Photo: Garry Mcleod; Origami: Robert Lang – from Wired Magazine, “Inside the Battle to Define Mental Illness”
In 1952, the first hydrogen bomb was detonated and the American Psychiatric Association, APA, published its first book of mental illnesses: the Diagnostic and Statistical Manual of Mental Disorders, DSM.
No one, then, could have imagined that this seemingly innocuous manual would be more destructive, and result in producing more victims, than a nuclear weapon.
Since then the DSM has mushroomed and with each revised DSM untold millions carry the scars from its devastating effects.
Oddly enough, governments seem oblivious to the fallout of psychiatry’s arbitrary and devastating mental illness labels. Why? Could the answer lie in the extraordinarily profitable relationship between psychiatry and the pharmaceutical industrial complex?

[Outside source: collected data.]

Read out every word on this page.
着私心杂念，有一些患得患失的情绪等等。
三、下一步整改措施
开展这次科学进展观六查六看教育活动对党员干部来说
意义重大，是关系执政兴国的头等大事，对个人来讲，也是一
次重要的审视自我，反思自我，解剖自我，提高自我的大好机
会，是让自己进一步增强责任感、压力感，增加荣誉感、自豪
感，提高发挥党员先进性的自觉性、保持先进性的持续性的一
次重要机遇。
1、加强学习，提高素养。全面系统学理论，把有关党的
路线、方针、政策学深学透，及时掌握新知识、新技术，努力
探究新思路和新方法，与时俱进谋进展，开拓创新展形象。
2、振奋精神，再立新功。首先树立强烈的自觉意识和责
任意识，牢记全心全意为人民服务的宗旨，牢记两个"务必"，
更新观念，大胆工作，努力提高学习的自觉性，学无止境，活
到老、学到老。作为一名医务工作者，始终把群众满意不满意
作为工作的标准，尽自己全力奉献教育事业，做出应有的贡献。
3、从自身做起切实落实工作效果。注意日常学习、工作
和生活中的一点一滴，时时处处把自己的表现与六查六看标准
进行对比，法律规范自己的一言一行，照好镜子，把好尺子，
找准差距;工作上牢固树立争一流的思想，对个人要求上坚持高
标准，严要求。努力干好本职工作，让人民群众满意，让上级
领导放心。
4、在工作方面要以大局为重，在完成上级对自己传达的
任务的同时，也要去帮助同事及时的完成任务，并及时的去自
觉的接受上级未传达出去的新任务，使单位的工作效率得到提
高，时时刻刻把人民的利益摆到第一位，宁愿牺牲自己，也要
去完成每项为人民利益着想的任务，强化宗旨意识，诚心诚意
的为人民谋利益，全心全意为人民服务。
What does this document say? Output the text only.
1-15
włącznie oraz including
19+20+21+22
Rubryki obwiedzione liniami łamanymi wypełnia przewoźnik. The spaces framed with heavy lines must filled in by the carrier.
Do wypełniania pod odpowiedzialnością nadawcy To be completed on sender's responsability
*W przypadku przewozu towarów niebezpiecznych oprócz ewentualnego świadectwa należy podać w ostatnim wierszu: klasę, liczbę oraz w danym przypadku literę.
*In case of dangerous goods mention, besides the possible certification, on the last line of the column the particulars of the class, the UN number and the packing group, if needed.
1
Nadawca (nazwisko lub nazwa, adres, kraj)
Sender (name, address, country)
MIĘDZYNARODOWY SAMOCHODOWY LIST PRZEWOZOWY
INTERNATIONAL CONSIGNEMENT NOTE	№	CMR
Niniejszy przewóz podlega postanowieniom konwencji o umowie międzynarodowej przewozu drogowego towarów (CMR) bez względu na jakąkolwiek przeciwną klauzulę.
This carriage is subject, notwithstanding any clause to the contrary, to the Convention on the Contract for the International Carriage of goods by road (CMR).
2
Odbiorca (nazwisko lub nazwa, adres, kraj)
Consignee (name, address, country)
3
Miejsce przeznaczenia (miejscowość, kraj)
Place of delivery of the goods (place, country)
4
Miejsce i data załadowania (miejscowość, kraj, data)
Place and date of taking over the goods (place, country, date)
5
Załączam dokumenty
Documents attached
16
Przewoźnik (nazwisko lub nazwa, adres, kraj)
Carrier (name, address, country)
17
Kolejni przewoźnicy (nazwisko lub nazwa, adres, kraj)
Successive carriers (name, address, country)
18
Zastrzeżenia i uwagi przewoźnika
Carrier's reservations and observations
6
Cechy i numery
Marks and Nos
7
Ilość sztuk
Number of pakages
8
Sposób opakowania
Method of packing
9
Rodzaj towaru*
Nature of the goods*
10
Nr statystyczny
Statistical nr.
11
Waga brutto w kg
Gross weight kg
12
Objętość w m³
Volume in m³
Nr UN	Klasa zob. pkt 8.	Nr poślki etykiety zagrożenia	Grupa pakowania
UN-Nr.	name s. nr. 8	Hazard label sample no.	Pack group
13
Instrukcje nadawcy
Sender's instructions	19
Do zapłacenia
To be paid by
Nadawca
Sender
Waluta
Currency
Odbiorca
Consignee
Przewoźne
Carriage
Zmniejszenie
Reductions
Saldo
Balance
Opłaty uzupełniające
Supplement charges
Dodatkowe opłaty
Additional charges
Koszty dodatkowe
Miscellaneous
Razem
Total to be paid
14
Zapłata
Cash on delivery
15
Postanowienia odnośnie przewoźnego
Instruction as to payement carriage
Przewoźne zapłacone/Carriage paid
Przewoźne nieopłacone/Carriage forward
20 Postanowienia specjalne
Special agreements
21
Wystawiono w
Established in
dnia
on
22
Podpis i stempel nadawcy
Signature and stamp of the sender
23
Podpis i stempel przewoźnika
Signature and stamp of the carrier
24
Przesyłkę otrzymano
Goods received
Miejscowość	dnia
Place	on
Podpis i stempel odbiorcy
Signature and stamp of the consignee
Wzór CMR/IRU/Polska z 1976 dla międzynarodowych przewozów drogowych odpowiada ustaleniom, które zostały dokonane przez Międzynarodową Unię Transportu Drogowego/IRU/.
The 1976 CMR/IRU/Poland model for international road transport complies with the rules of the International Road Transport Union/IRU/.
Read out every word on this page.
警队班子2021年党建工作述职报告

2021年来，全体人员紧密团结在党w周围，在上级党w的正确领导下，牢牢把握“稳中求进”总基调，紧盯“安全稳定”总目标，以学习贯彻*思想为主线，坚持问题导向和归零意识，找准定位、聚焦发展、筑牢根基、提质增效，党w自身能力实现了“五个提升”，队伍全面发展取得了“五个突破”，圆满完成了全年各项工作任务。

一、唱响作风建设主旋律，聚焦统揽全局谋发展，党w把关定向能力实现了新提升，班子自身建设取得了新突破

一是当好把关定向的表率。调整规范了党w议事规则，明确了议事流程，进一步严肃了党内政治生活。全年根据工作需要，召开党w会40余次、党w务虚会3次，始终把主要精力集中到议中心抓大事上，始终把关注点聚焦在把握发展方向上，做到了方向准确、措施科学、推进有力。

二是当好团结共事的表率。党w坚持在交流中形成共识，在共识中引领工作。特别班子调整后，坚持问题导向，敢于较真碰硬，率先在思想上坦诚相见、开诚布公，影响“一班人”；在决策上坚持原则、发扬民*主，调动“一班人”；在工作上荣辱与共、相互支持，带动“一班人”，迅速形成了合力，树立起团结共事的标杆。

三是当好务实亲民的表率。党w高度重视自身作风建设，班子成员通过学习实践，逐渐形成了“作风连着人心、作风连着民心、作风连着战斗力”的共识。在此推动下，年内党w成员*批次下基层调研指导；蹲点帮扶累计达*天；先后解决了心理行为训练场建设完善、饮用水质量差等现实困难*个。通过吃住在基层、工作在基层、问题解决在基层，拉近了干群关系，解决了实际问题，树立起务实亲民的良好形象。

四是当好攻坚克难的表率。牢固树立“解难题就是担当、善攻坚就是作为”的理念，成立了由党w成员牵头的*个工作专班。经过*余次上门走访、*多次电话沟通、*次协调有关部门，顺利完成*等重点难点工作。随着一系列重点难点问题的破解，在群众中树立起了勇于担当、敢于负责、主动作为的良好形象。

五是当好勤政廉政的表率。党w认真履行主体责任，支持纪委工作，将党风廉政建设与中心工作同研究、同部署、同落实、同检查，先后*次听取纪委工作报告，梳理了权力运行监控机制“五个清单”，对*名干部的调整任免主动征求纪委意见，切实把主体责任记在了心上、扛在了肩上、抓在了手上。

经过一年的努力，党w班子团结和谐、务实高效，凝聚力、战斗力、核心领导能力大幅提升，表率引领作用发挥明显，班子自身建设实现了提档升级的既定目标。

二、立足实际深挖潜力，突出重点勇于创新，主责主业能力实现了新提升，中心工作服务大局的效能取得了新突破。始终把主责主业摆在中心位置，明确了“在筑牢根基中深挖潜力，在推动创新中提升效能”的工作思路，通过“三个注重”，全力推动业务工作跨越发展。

The fact is pharmaceutical companies can’t push their latest mind-altering chemical concoctions until the deep-thinkers of psychiatry first vote the mental illness into existence. Then, unfortunately, the unsuspecting public becomes ground zero for these pharmaceutical Weapons of Mental Destruction (WMD).
How lucky, then, for the pharmaceutical industry. Very soon the APA will introduce its updated book of mental illnesses, the DSM-V. The APA’s latest book of behaviors it believes are abnormal actually may read longer than Leo Tolstoy’s War and Peace.
More importantly, though, according to recent reports, the newest book of mental disorders is not only horribly flawed but also is more dangerous than its previous version – the whopping 886-page DSM-IV-TR.
In fact, Allen J. Frances, M.D., former chairman of the APA’s DSM-IV Task Force and long-time cheerleader of the APA’s apparent philosophy of “we-can-find-a-mental illness-for-every-human-emotion,” now oddly has become an outspoken critic of the upcoming release of the DSM-V.